Dr. Rani Anné, instructor in the Department of Radiation Oncology at Thomas Jefferson University Hospital in Philadelphia, presented phase II data comparing SC and IV amifostine in patients being treated with radiation therapy for head and neck cancer. The study followed trial WR-38, which showed that IV amifostine significantly reduced moderate-to-severe radiation-induced xerostomia in patients with head and neck cancer.
The SC formulation attracted attention after pharmacokinetic studies (WR-57) showed 50% dose-normalized bioavailability compared to IV dosing, with no reported nausea/vomiting or hypotension. The phase I comparison of IV, oral, and SC amifostine in a 3-way crossover study in 12 healthy volunteers showed similar plasma concentrations of WR-1065, the active metabolite of amifostine, apart from an early peak seen with the IV but not with the other regimens.
What’s Behind the Peak?
"This peak is thought to relate to hypotension and nausea. The question is whether it is also important for xerostomia protection," Dr. Rani Anné said.
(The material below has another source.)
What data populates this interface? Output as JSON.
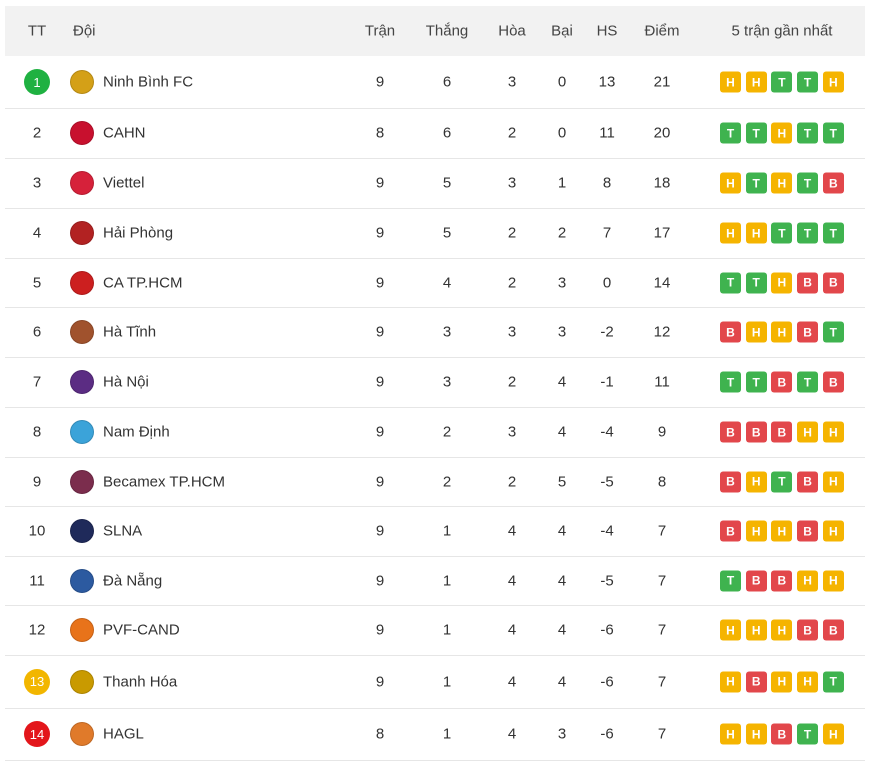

Dr. Rani Anné’s phase II study with SC amifostine (WR-60) was undertaken in part to answer that question. The trial was designed to permit comparison with the previous study of IV amifostine (WR-38). "The primary study objective was to look at the effect of SC amifostine on incidence of grade 2 or worse acute xerostomia, assessed using the Radiation Therapy Oncology Group (RTOG) criteria," she said. Secondary objectives were effects on the incidence of grade 3 or worse acute mucositis, grade 2 or worse late xerostomia, and toxicity.
WR-60 enrolled 55 patients with newly diagnosed squamous cell head and neck cancer scheduled for radiotherapy to at least 40 Gy that would include at least 75% of both parotid glands. Patients could have no evidence of distant metastases and could not have had prophylactic pilocarpine(Drug information on pilocarpine).